東亜日報や高麗大学の設立者として知られる仁村・金性洙(キム・ソンス)=1891-1955=の名にちなんだ、全羅北道高敞郡富安面の「仁村路」。この道路の沿線で、住民の70%が「道路名を現在のままにしておくべき」という意見を表明した。一部の市民団体が「親日の残滓を清算すべき」として仁村路の改名を要求したことを受け、高敞郡が実施した世論調査の結果だ。高敞・富安面は仁村の故郷。だが高敞郡は「世論調査は参考にすぎない」として、引き続き改名を推進している。

 高敞郡が最近、富安面の住民300人を対象に仁村路の道路名変更について尋ねたところ、70%(210人)が「現在のまま維持」を選択したことが3日までに判明した。「変えるべき」と回答した住民は23.3%(70人)にとどまった。このほか、6.7%(20人)が「よく分からない」と回答した。
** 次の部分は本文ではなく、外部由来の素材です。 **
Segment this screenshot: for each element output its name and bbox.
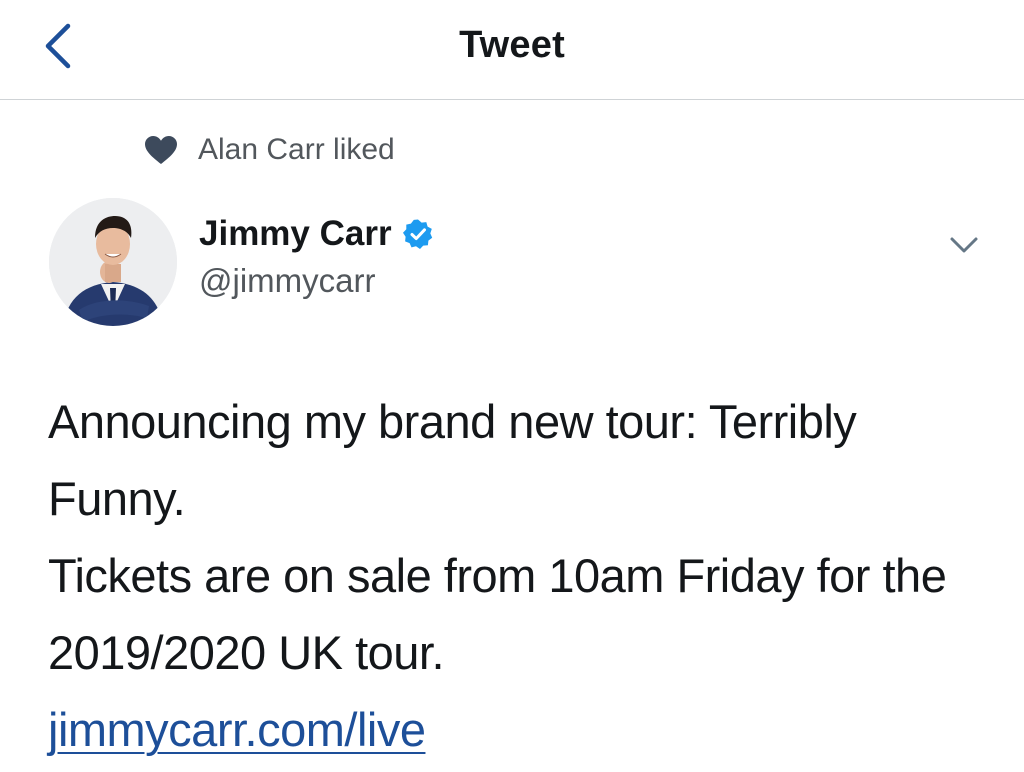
page-title: Tweet: [459, 24, 565, 66]
tweet-text: Announcing my brand new tour: Terribly F…: [48, 383, 988, 768]
avatar[interactable]: [49, 198, 177, 326]
chevron-down-icon: [950, 237, 978, 253]
liked-by-text: Alan Carr liked: [198, 133, 395, 166]
tweet-text-line: Announcing my brand new tour: Terribly F…: [48, 395, 857, 525]
tweet-text-line: Tickets are on sale from 10am Friday for…: [48, 549, 947, 679]
avatar-image: [49, 198, 177, 326]
verified-badge-icon: [402, 219, 432, 249]
social-context[interactable]: Alan Carr liked: [144, 130, 395, 170]
author-name[interactable]: Jimmy Carr: [199, 214, 392, 254]
tweet-link[interactable]: jimmycarr.com/live: [48, 703, 426, 756]
tweet-options-button[interactable]: [944, 228, 984, 262]
heart-icon: [145, 136, 177, 164]
author-handle[interactable]: @jimmycarr: [199, 262, 375, 300]
tweet-detail-screen: Tweet Alan Carr liked Jimmy Carr @jimmyc…: [0, 0, 1024, 772]
nav-bar: Tweet: [0, 0, 1024, 100]
author-name-row[interactable]: Jimmy Carr: [199, 214, 434, 254]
 高敞郡民1000人(富安面の住民300人を含む)を対象にした調査でも、54.1%(541人)が「現在のまま維持」と回答し、過半数を占めた。「変更すべき」は33.4%(334人)、「よく分からない」は12.5%(125人)だった。なお富安面を除く地域(住民700人)では、「現在のまま維持」が47.3%(331人)、「変更すべき」が37.7%(264人)、「よく分からない」が15%(105人)となった。

 こうした結果は、高敞郡が昨年11月29日から12月18日にかけて世論調査専門会社KTCSに依頼して行った「仁村路道路名変更および仁村銅像撤去要求」世論調査によるもの。高敞・仁村路は、心元面のヨンソン三叉路から富安面の富安三叉路までの12.5キロの道路だ。高敞郡は2008年、仁村路という地名を決定するときも住民を対象に世論調査を行い、道路名を確定させた。富安面1633世帯のうち260世帯が、この道路名が付いた住所を使っている。道路名住所法によると、仁村路を住所として使う住民や事業者のうち20%以上の同意があれば、道路名の変更申請が可能だ。申請が受理されると、住民・事業者の50%以上の賛成を得て道路名の変更ができる。一方、当該自治体の長が職権で道路名の変更を進めることもできる。ただしこの場合も、住民・事業者の過半数の同意を得なければならない。

 今回の調査結果に基づくならば、道路名の変更はできない。

 ところが高敞郡は、世論調査で「変更反対」が圧倒的多数という結果が出るや、公論化委員会を開いて再度議論したいと表明した。高敞郡の関係者は「仁村だけでなく、高敞が故郷の詩人・徐廷柱(ソ・ジョンジュ)まで、全般的な親日問題を公論化委員会で取り上げる予定」と語った。ただし、「公論化委員会でどのような結果が出ても受け入れるのか」という質問には即答を避けた。

 これについて富安面仁村マウルのチョン・ボンテク里長(78)は「仁村は高敞郡民が誇りとする人物で尊敬している人も多いのに、改名はやりすぎ。住民は改名を望んでいないのに、外部からしきりにああしろ、こうしろと口出しして来るので非常に苦痛」と語った。